Chantier de construction
Cette année, des projets clés d'extraction de terres rares et d'autres minéraux devraient démarrer. Plus précisément, Polar Lithium entamera la construction d'une usine d'extraction et de traitement sur le gisement de lithium de Kolmozerskoye, dans la région de Mourmansk.



Des travaux débuteront également sur une usine hydrométallurgique de production de sels de lithium pour les systèmes de stockage d'énergie à Touva, dans le cadre du pôle Angara-Ienisseï, ainsi que sur une nouvelle ville en Sibérie pour répondre aux besoins de ce pôle.

Rosatom ouvrira une deuxième gigafactory de batteries lithium-ion.
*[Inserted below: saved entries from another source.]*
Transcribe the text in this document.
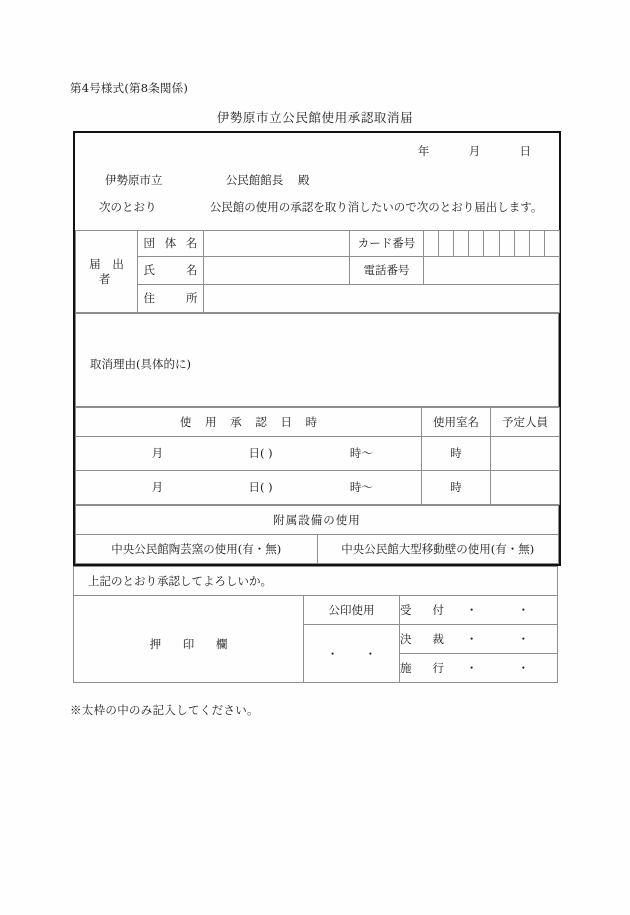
第4号様式(第8条関係)
伊勢原市立公民館使用承認取消届
年	月	日
伊勢原市立	公民館館長 殿
次のとおり	公民館の使用の承認を取り消したいので次のとおり届出します。
届 出 者	団体名		カード番号	

	氏名		電話番号	
	住所			
取消理由(具体的に)
使 用 承 認 日 時	使用室名	予定人員

月 日( ) 時～ 時		

月 日( ) 時～ 時		

附属設備の使用
中央公民館陶芸窯の使用(有・無)	中央公民館大型移動壁の使用(有・無)
上記のとおり承認してよろしいか。		

押 印 欄	公印使用	受付 ・ ・
	・ ・	決裁 ・ ・
		施行 ・ ・
※太枠の中のみ記入してください。
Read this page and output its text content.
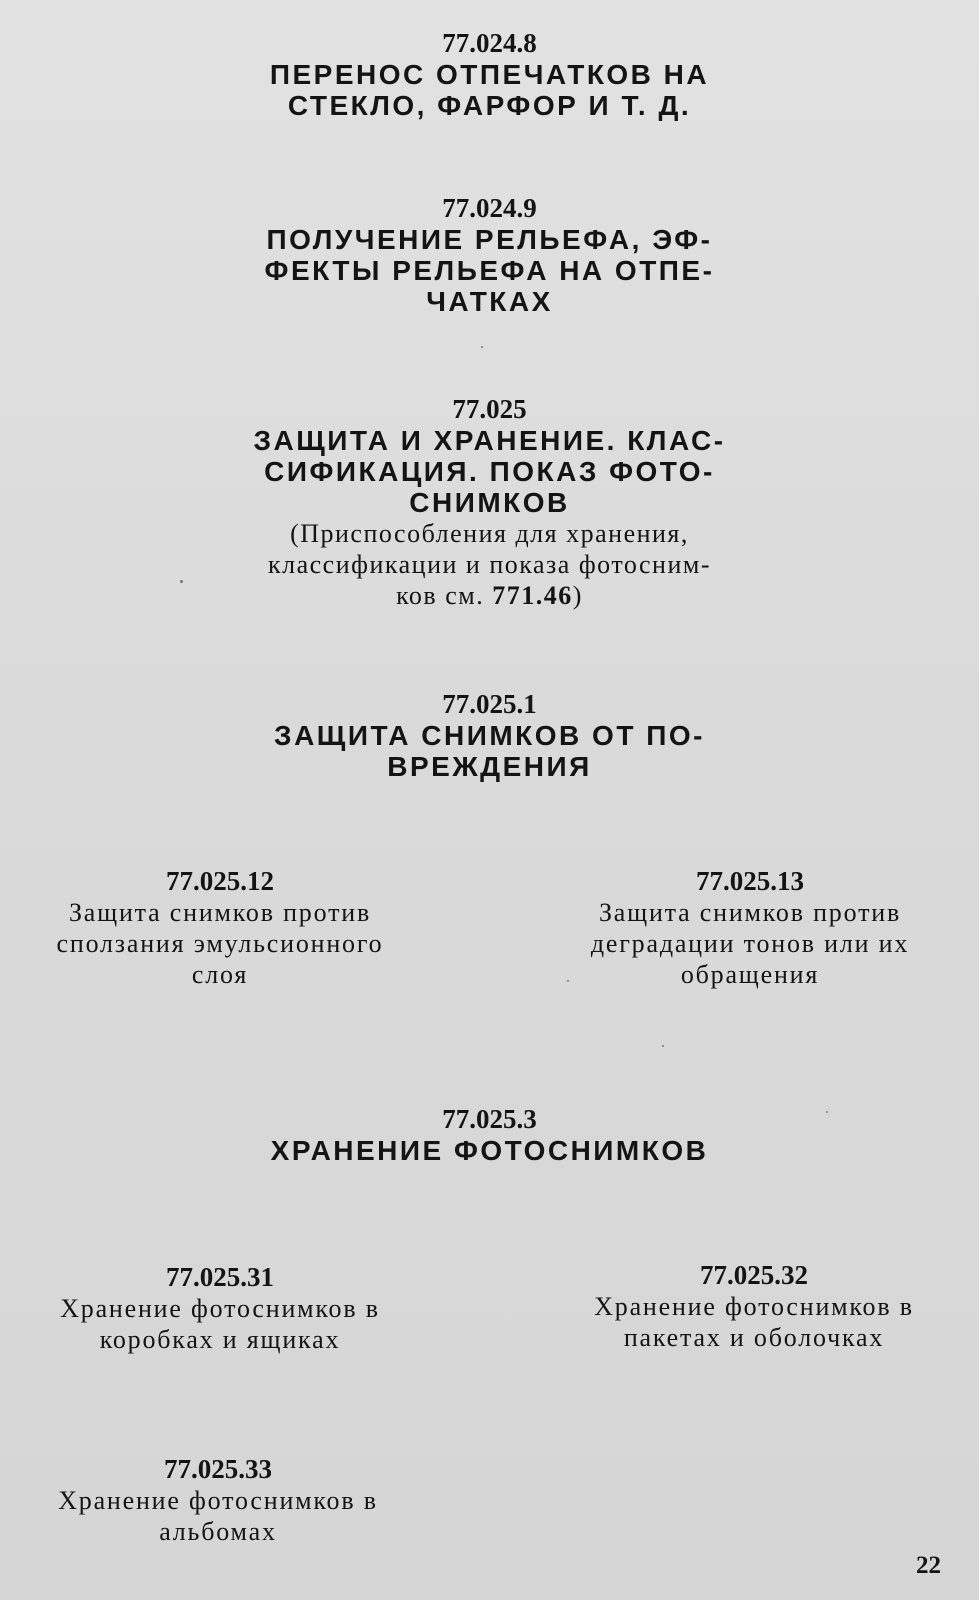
77.024.8
ПЕРЕНОС ОТПЕЧАТКОВ НА
СТЕКЛО, ФАРФОР И Т. Д.
77.024.9
ПОЛУЧЕНИЕ РЕЛЬЕФА, ЭФ-
ФЕКТЫ РЕЛЬЕФА НА ОТПЕ-
ЧАТКАХ
77.025
ЗАЩИТА И ХРАНЕНИЕ. КЛАС-
СИФИКАЦИЯ. ПОКАЗ ФОТО-
СНИМКОВ
(Приспособления для хранения,
классификации и показа фотосним-
ков см. 771.46)
77.025.1
ЗАЩИТА СНИМКОВ ОТ ПО-
ВРЕЖДЕНИЯ
77.025.12
Защита снимков против
сползания эмульсионного
слоя
77.025.13
Защита снимков против
деградации тонов или их
обращения
77.025.3
ХРАНЕНИЕ ФОТОСНИМКОВ
77.025.31
Хранение фотоснимков в
коробках и ящиках
77.025.32
Хранение фотоснимков в
пакетах и оболочках
77.025.33
Хранение фотоснимков в
альбомах
22
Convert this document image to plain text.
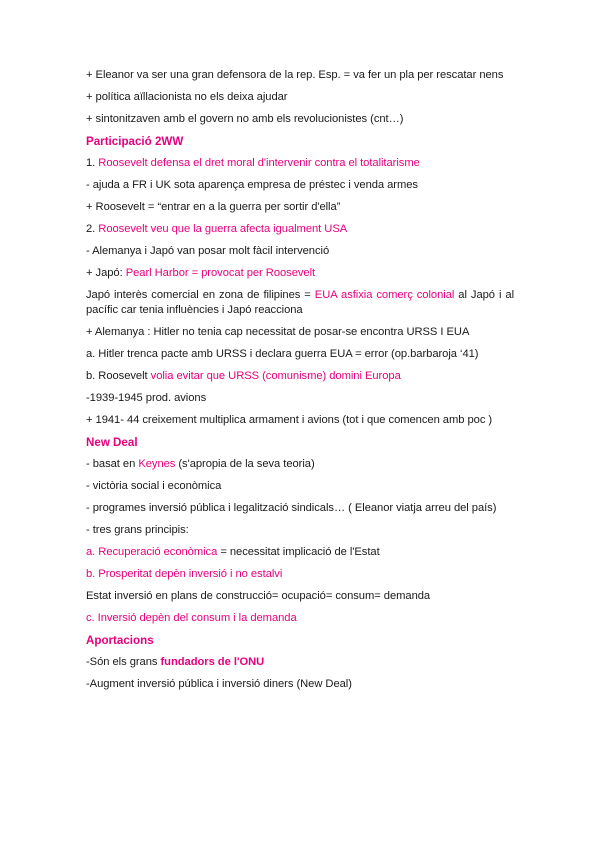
+ Eleanor va ser una gran defensora de la rep. Esp. = va fer un pla per rescatar nens

+ política aïllacionista no els deixa ajudar

+ sintonitzaven amb el govern no amb els revolucionistes (cnt…)

Participació 2WW

1. Roosevelt defensa el dret moral d'intervenir contra el totalitarisme

- ajuda a FR i UK sota aparença empresa de préstec i venda armes

+ Roosevelt = “entrar en a la guerra per sortir d'ella”

2. Roosevelt veu que la guerra afecta igualment USA

- Alemanya i Japó van posar molt fàcil intervenció

+ Japó: Pearl Harbor = provocat per Roosevelt

Japó interès comercial en zona de filipines = EUA asfixia comerç colonial al Japó i al pacífic car tenia influències i Japó reacciona

+ Alemanya : Hitler no tenia cap necessitat de posar-se encontra URSS I EUA

a. Hitler trenca pacte amb URSS i declara guerra EUA = error (op.barbaroja ‘41)

b. Roosevelt volia evitar que URSS (comunisme) domini Europa

-1939-1945 prod. avions

+ 1941- 44 creixement multiplica armament i avions (tot i que comencen amb poc )

New Deal

- basat en Keynes (s'apropia de la seva teoria)

- victòria social i econòmica

- programes inversió pública i legalització sindicals… ( Eleanor viatja arreu del país)

- tres grans principis:

a. Recuperació econòmica = necessitat implicació de l'Estat

b. Prosperitat depèn inversió i no estalvi

Estat inversió en plans de construcció= ocupació= consum= demanda

c. Inversió depèn del consum i la demanda

Aportacions

-Són els grans fundadors de l'ONU

-Augment inversió pública i inversió diners (New Deal)
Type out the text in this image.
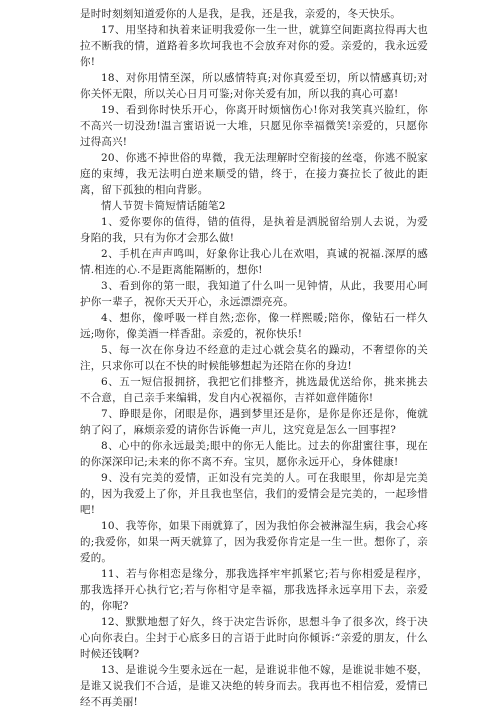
是时时刻刻知道爱你的人是我，是我，还是我，亲爱的，冬天快乐。

17、用坚持和执着来证明我爱你一生一世，就算空间距离拉得再大也拉不断我的情，道路着多坎坷我也不会放弃对你的爱。亲爱的，我永远爱你!

18、对你用情至深，所以感情特真;对你真爱至切，所以情感真切;对你关怀无限，所以关心日月可鉴;对你关爱有加，所以我的真心可嘉!

19、看到你时快乐开心，你离开时烦恼伤心!你对我笑真兴脸红，你不高兴一切没劲!温言蜜语说一大堆，只愿见你幸福微笑!亲爱的，只愿你过得高兴!

20、你逃不掉世俗的卑微，我无法理解时空衔接的丝毫，你逃不脱家庭的束缚，我无法明白逆来顺受的错，终于，在接力赛拉长了彼此的距离，留下孤独的相向背影。

情人节贺卡简短情话随笔2

1、爱你要你的值得，错的值得，是执着是洒脱留给别人去说，为爱身陷的我，只有为你才会那么做!

2、手机在声声鸣叫，好象你让我心儿在欢唱，真诚的祝福.深厚的感情.相连的心.不是距离能隔断的，想你!

3、看到你的第一眼，我知道了什么叫一见钟情，从此，我要用心呵护你一辈子，祝你天天开心，永远漂漂亮亮。

4、想你，像呼吸一样自然;恋你，像一样熙暖;陪你，像钻石一样久远;吻你，像美酒一样香甜。亲爱的，祝你快乐!

5、每一次在你身边不经意的走过心就会莫名的躁动，不奢望你的关注，只求你可以在不快的时候能够想起为还陪在你的身边!

6、五一短信报拥挤，我把它们排整齐，挑选最优送给你，挑来挑去不合意，自己亲手来编辑，发自内心祝福你，吉祥如意伴随你!

7、睁眼是你，闭眼是你，遇到梦里还是你，是你是你还是你，俺就纳了闷了，麻烦亲爱的请你告诉俺一声儿，这究竟是怎么一回事捏?

8、心中的你永远最美;眼中的你无人能比。过去的你甜蜜往事，现在的你深深印记;未来的你不离不弃。宝贝，愿你永远开心，身体健康!

9、没有完美的爱情，正如没有完美的人。可在我眼里，你却是完美的，因为我爱上了你，并且我也坚信，我们的爱情会是完美的，一起珍惜吧!

10、我等你，如果下雨就算了，因为我怕你会被淋湿生病，我会心疼的;我爱你，如果一两天就算了，因为我爱你肯定是一生一世。想你了，亲爱的。

11、若与你相恋是缘分，那我选择牢牢抓紧它;若与你相爱是程序，那我选择开心执行它;若与你相守是幸福，那我选择永远享用下去，亲爱的，你呢?

12、默默地想了好久，终于决定告诉你，思想斗争了很多次，终于决心向你表白。尘封于心底多日的言语于此时向你倾诉:“亲爱的朋友，什么时候还钱啊?

13、是谁说今生要永远在一起，是谁说非他不嫁，是谁说非她不娶，是谁又说我们不合适，是谁又决绝的转身而去。我再也不相信爱，爱情已经不再美丽!
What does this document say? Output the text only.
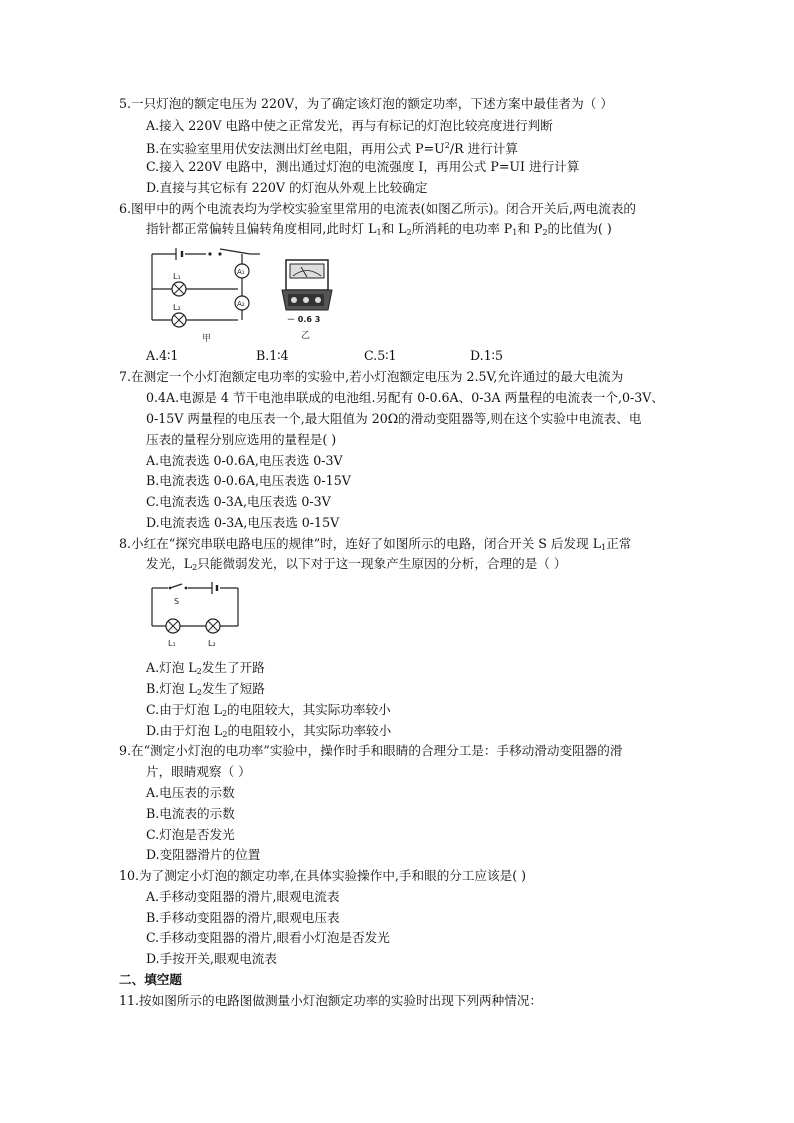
5.一只灯泡的额定电压为 220V，为了确定该灯泡的额定功率，下述方案中最佳者为（ ）
A.接入 220V 电路中使之正常发光，再与有标记的灯泡比较亮度进行判断
B.在实验室里用伏安法测出灯丝电阻，再用公式 $P=U^2/R$ 进行计算
C.接入 220V 电路中，测出通过灯泡的电流强度 I，再用公式 P=UI 进行计算
D.直接与其它标有 220V 的灯泡从外观上比较确定
6.图甲中的两个电流表均为学校实验室里常用的电流表(如图乙所示)。闭合开关后,两电流表的
指针都正常偏转且偏转角度相同,此时灯 $L_1$和 $L_2$所消耗的电功率 $P_1$和 $P_2$的比值为( )
A₁
A₂
L₁
L₂
甲
－ 0.6 3
乙
A.4∶1	B.1∶4	C.5∶1	D.1∶5
7.在测定一个小灯泡额定电功率的实验中,若小灯泡额定电压为 2.5V,允许通过的最大电流为
0.4A.电源是 4 节干电池串联成的电池组.另配有 0-0.6A、0-3A 两量程的电流表一个,0-3V、
0-15V 两量程的电压表一个,最大阻值为 20Ω的滑动变阻器等,则在这个实验中电流表、电
压表的量程分别应选用的量程是( )
A.电流表选 0-0.6A,电压表选 0-3V
B.电流表选 0-0.6A,电压表选 0-15V
C.电流表选 0-3A,电压表选 0-3V
D.电流表选 0-3A,电压表选 0-15V
8.小红在“探究串联电路电压的规律”时，连好了如图所示的电路，闭合开关 S 后发现 $L_1$正常
发光，$L_2$只能微弱发光，以下对于这一现象产生原因的分析，合理的是（ ）
S
L₁	L₂
A.灯泡 $L_2$发生了开路
B.灯泡 $L_2$发生了短路
C.由于灯泡 $L_2$的电阻较大，其实际功率较小
D.由于灯泡 $L_2$的电阻较小，其实际功率较小
9.在“测定小灯泡的电功率”实验中，操作时手和眼睛的合理分工是：手移动滑动变阻器的滑
片，眼睛观察（ ）
A.电压表的示数
B.电流表的示数
C.灯泡是否发光
D.变阻器滑片的位置
10.为了测定小灯泡的额定功率,在具体实验操作中,手和眼的分工应该是( )
A.手移动变阻器的滑片,眼观电流表
B.手移动变阻器的滑片,眼观电压表
C.手移动变阻器的滑片,眼看小灯泡是否发光
D.手按开关,眼观电流表
二、填空题
11.按如图所示的电路图做测量小灯泡额定功率的实验时出现下列两种情况：
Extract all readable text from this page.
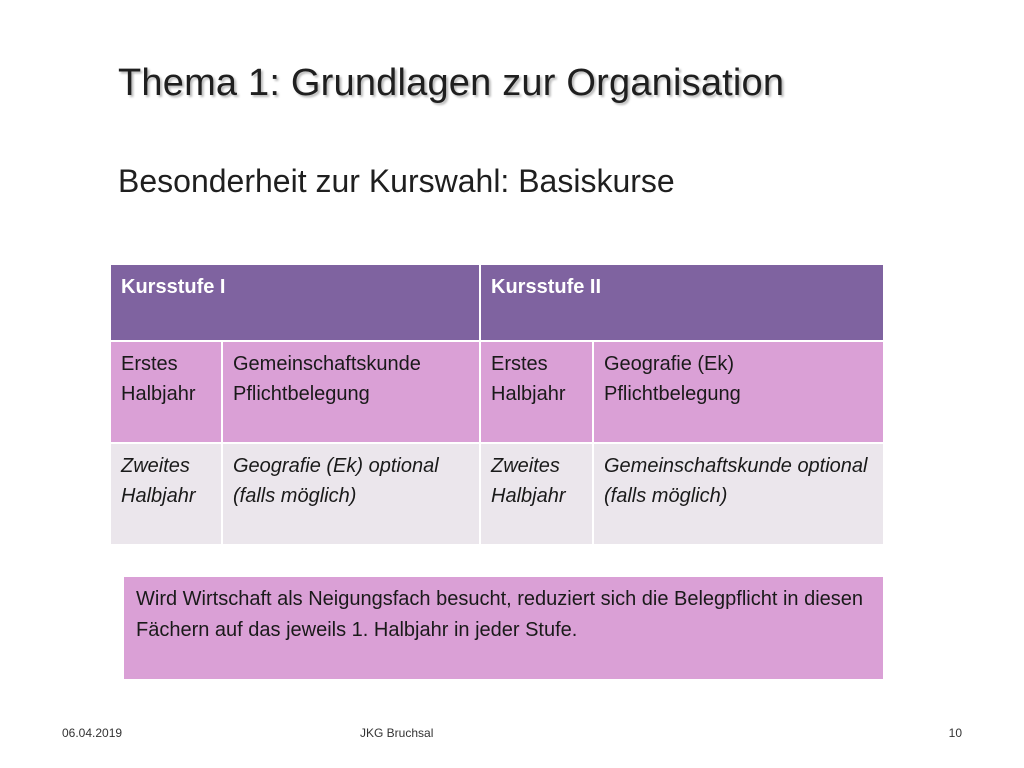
Thema 1: Grundlagen zur Organisation
Besonderheit zur Kurswahl: Basiskurse
Kursstufe I		Kursstufe II	
Erstes Halbjahr	Gemeinschaftskunde Pflichtbelegung	Erstes Halbjahr	Geografie (Ek) Pflichtbelegung
Zweites Halbjahr	Geografie (Ek) optional (falls möglich)	Zweites Halbjahr	Gemeinschaftskunde optional (falls möglich)
Wird Wirtschaft als Neigungsfach besucht, reduziert sich die Belegpflicht in diesen Fächern auf das jeweils 1. Halbjahr in jeder Stufe.
06.04.2019	JKG Bruchsal	10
La première phase du projet de développement du gisement de titane de Pizhemskoye sera lancée à Komi. Severstal inaugurera un important complexe de production de boulettes de minerai de fer à Cherepovets. La construction d'un grand complexe de traitement de gaz est en cours à Kuban. Gazprom inaugurera son cinquième technologique ligne de l'usine de traitement du gaz d'Amour et du complexe chimique gazier d'Amour.

Rosneft lancera la première phase du projet Vostok-Oil et Sibur débutera la production de n-butyllithium, un composant essentiel à la fabrication des pneumatiques et des revêtements routiers, auparavant importé. Par ailleurs, la construction du terminal de Port Favor à Oust-Louga, dans la région de Léningrad, sera achevée. La construction d'un complexe de regazéification de GNL à Petropavlovsk-Kamtchatski devrait également être terminée.

Dans la région de Mourmansk, les travaux préparatoires pour la future centrale nucléaire de Kola-2 débutent, et dans le kraï du Primorié, les travaux commenceront sur le site d'une future centrale nucléaire de grande envergure. Un nouveau centre de retraitement du combustible nucléaire usé sera mis en service au complexe minier et chimique de Zheleznogorsk. La construction du tronçon de l'autoroute M-12 « Vostok » jusqu'à Tioumen sera achevée.

Technique
L'année 2026 marquera un tournant décisif pour l'industrie aéronautique russe, qui a déjà entrepris un long et complexe processus de substitution des importations et d'essais. Au cours du premier semestre, la certification du Superjet 100 russifié sera finalisée et les livraisons aux compagnies aériennes débuteront. La certification sera également achevée et les livraisons des premiers Il-114-300 de série et des Tu-214 modernisés commenceront. Vers la fin de l'année, la certification du MC-21 modernisé sera également finalisée, mais les livraisons ne devraient pas débuter avant 2027.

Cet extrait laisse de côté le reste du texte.